Journal of Speech and Hearing Disorders, February 1988, Vol. 53, 65-70. doi:10.1044/jshd.5301.65
History: Received July 2, 1986; Accepted April 29, 1987

Auditory and vestibular function were compared in a heterogeneous sample of dizzy patients (N = 52). Hearing thresholds for the conventional audiometric frequencies were measured for each patient and parceled into two frequency ranges, 0.25–1 kHz and 2–8 kHz. Hearing thresholds also were measured for each patient over an extended high-frequency range that included the frequencies 10, 12, and 14 kHz. Bithermal caloric responses for these patients were available and were grouped for unilateral weakness (UW) or no unilateral weakness (NOUW). Hearing thresholds ipsilateral to the side of unilateral weakness (UW) yielded significant (p < .05) modest correlations (r = .39–.52) with UW for all three audiometric frequency ranges (N = 35). These findings do not suggest a strong tonotopic relation between the audiometric and UW data.
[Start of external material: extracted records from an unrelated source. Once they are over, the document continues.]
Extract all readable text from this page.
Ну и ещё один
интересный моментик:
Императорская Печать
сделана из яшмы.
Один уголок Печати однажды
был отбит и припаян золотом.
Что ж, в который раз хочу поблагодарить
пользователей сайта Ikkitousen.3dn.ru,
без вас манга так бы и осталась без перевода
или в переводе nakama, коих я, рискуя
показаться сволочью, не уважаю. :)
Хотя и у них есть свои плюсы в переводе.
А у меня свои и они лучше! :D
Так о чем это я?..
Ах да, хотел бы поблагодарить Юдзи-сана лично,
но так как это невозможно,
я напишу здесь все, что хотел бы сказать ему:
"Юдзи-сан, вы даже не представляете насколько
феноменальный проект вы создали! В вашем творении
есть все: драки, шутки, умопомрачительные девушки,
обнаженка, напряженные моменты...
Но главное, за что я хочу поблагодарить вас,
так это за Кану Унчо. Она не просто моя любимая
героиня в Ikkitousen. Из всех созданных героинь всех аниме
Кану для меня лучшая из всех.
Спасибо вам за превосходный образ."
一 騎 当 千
Hearing thresholds for the frequency range 10–14 kHz, but not for the conventional audiometric frequencies, correlated with slow-phase eye velocity (SPV) when SPV was averaged across the four caloric conditions for each of 17 NOUW patients. The latter finding indicates a subtle trend for eye velocity to increase as a function of increasing hearing threshold.